I want the world to know
of the murky waters from which I've sprung.
I want the world to see
how I have defied the odds
like a flower sprouting through concrete.
I want the world to see
the depths of my calloused soul
in the words I write and in the stories I share.
I want the world to know
that though I have felt like many things in my life,
human was never one of them.

This is not me saying "woe is me".
This is me saying it is time
for me to be proud of how far I have come.
This is me saying it is time for me to be proud
of the journey I have had thus far.
This is me saying it is time
for me to be proud of myself
for allowing the harsh realities of the world
to prompt endless kindness from me.
This is me saying it is time for me
to love myself for carrying the belief
that no one should suffer as I have.
It is time for me to love myself
for always giving the world my heart and soul
even as it tried to burn me to the ground.

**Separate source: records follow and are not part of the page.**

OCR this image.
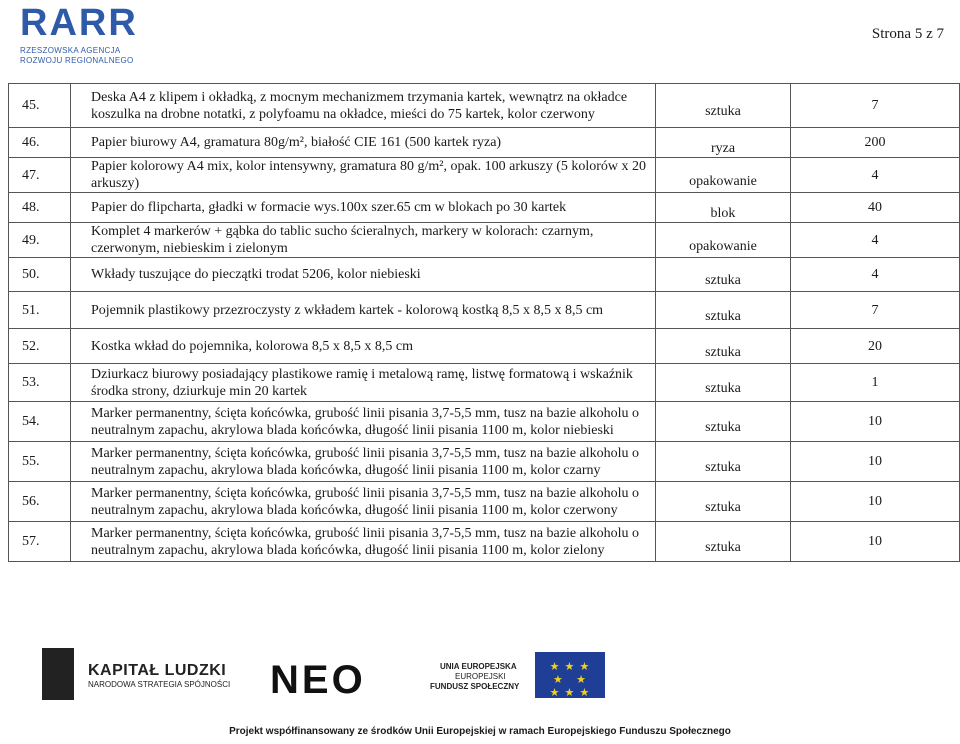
RARR
RZESZOWSKA AGENCJA
ROZWOJU REGIONALNEGO
Strona 5 z 7
45.	Deska A4 z klipem i okładką, z mocnym mechanizmem trzymania kartek, wewnątrz na okładce koszulka na drobne notatki, z polyfoamu na okładce, mieści do 75 kartek, kolor czerwony	sztuka	7
46.	Papier biurowy A4, gramatura 80g/m², białość CIE 161 (500 kartek ryza)	ryza	200
47.	Papier kolorowy A4 mix, kolor intensywny, gramatura 80 g/m², opak. 100 arkuszy (5 kolorów x 20 arkuszy)	opakowanie	4
48.	Papier do flipcharta, gładki w formacie wys.100x szer.65 cm w blokach po 30 kartek	blok	40
49.	Komplet 4 markerów + gąbka do tablic sucho ścieralnych, markery w kolorach: czarnym, czerwonym, niebieskim i zielonym	opakowanie	4
50.	Wkłady tuszujące do pieczątki trodat 5206, kolor niebieski	sztuka	4
51.	Pojemnik plastikowy przezroczysty z wkładem kartek - kolorową kostką 8,5 x 8,5 x 8,5 cm	sztuka	7
52.	Kostka wkład do pojemnika, kolorowa 8,5 x 8,5 x 8,5 cm	sztuka	20
53.	Dziurkacz biurowy posiadający plastikowe ramię i metalową ramę, listwę formatową i wskaźnik środka strony, dziurkuje min 20 kartek	sztuka	1
54.	Marker permanentny, ścięta końcówka, grubość linii pisania 3,7-5,5 mm, tusz na bazie alkoholu o neutralnym zapachu, akrylowa blada końcówka, długość linii pisania 1100 m, kolor niebieski	sztuka	10
55.	Marker permanentny, ścięta końcówka, grubość linii pisania 3,7-5,5 mm, tusz na bazie alkoholu o neutralnym zapachu, akrylowa blada końcówka, długość linii pisania 1100 m, kolor czarny	sztuka	10
56.	Marker permanentny, ścięta końcówka, grubość linii pisania 3,7-5,5 mm, tusz na bazie alkoholu o neutralnym zapachu, akrylowa blada końcówka, długość linii pisania 1100 m, kolor czerwony	sztuka	10
57.	Marker permanentny, ścięta końcówka, grubość linii pisania 3,7-5,5 mm, tusz na bazie alkoholu o neutralnym zapachu, akrylowa blada końcówka, długość linii pisania 1100 m, kolor zielony	sztuka	10
KAPITAŁ LUDZKI
NARODOWA STRATEGIA SPÓJNOŚCI NEO	UNIA EUROPEJSKA
EUROPEJSKI
FUNDUSZ SPOŁECZNY
★ ★ ★
★   ★
★ ★ ★
Projekt współfinansowany ze środków Unii Europejskiej w ramach Europejskiego Funduszu Społecznego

I am still learning how to embrace those feelings
since I fear losing my humility.
I do not wish to place myself on a pedestal
and so I tend to fall back into martyrdom.

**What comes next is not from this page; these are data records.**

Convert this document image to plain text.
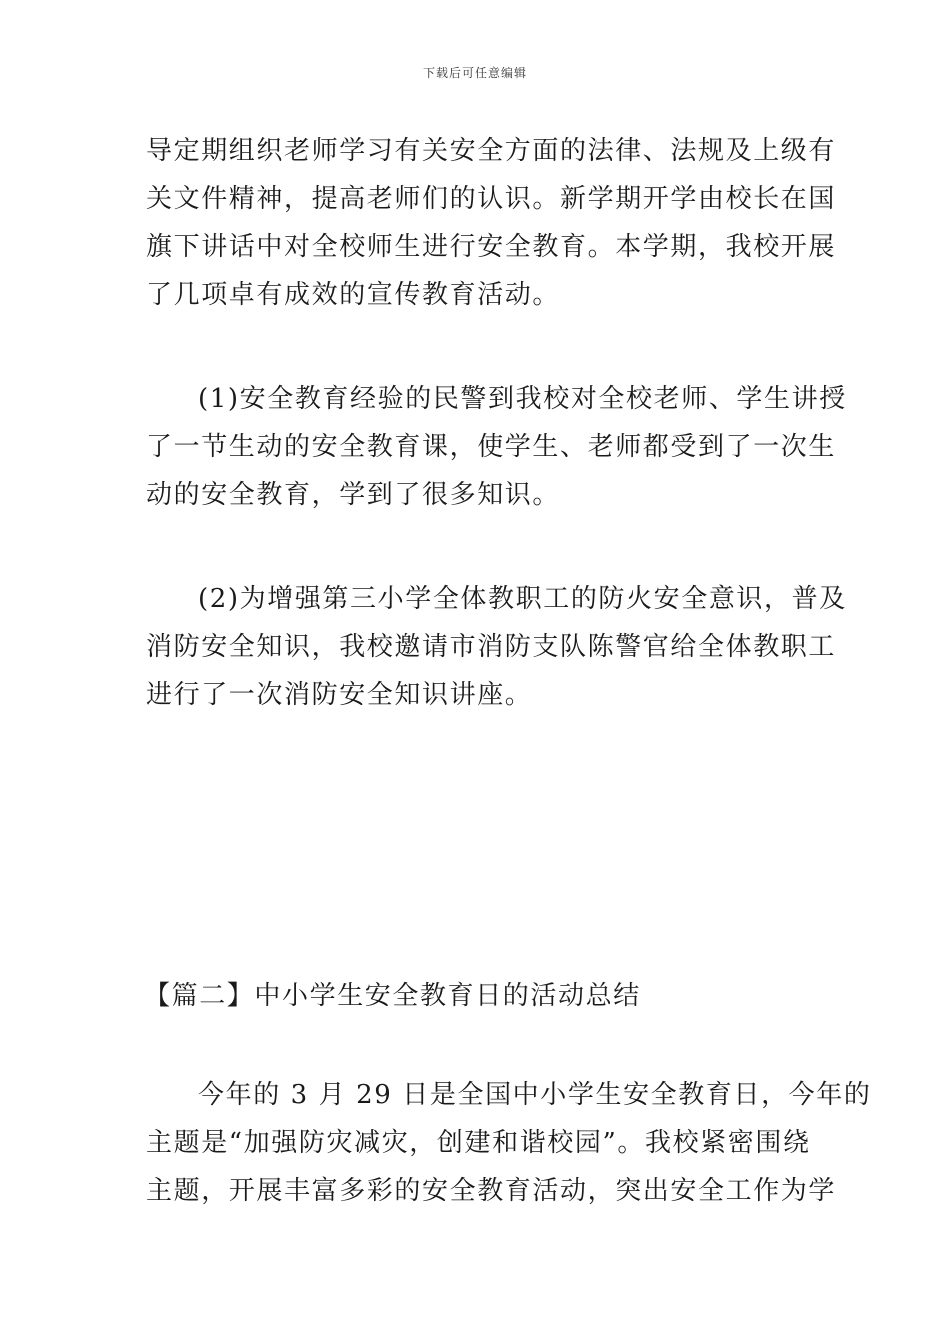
下载后可任意编辑
导定期组织老师学习有关安全方面的法律、法规及上级有
关文件精神，提高老师们的认识。新学期开学由校长在国
旗下讲话中对全校师生进行安全教育。本学期，我校开展
了几项卓有成效的宣传教育活动。
(1)安全教育经验的民警到我校对全校老师、学生讲授
了一节生动的安全教育课，使学生、老师都受到了一次生
动的安全教育，学到了很多知识。
(2)为增强第三小学全体教职工的防火安全意识，普及
消防安全知识，我校邀请市消防支队陈警官给全体教职工
进行了一次消防安全知识讲座。
【篇二】中小学生安全教育日的活动总结
今年的 3 月 29 日是全国中小学生安全教育日，今年的
主题是“加强防灾减灾，创建和谐校园”。我校紧密围绕
主题，开展丰富多彩的安全教育活动，突出安全工作为学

But today, I am ready to learn self-love.
Today I am ready to learn how to be proud of myself.

Hoodwinked
My ego has kept me hoodwinked;
I cannot yet see the full potential
buried in my soul.
And I acknowledge the fact that
I, my eternal self, chose a life
in which I would lose sight of myself.
So let me proclaim here and now
that I am ready to remove my blindfold
and see the truest version of me.
Let me proclaim here and now
that I am ready to remove my blindfold
and see the ceaseless flame
that burns within my soul.
Let me brazenly shine my light
into the deepest, starless night.

Dear God, I Am Tired
Dear God, I am tired of being strong.
Please let me rest in Your loving arms.
Please allow the "hush of heaven to hold my heart today"*.
Dear God, I am tired of holding my head up.
So may I please rest peacefully in Your divine embrace.
Please let me rest a while so that when I rise again,
I will have the energy to continue my transformation.
Grant me the courage to love myself exactly as I am.
Grant me the courage to embrace all of my perceived flaws
and to see them, instead, as Your gifts to me.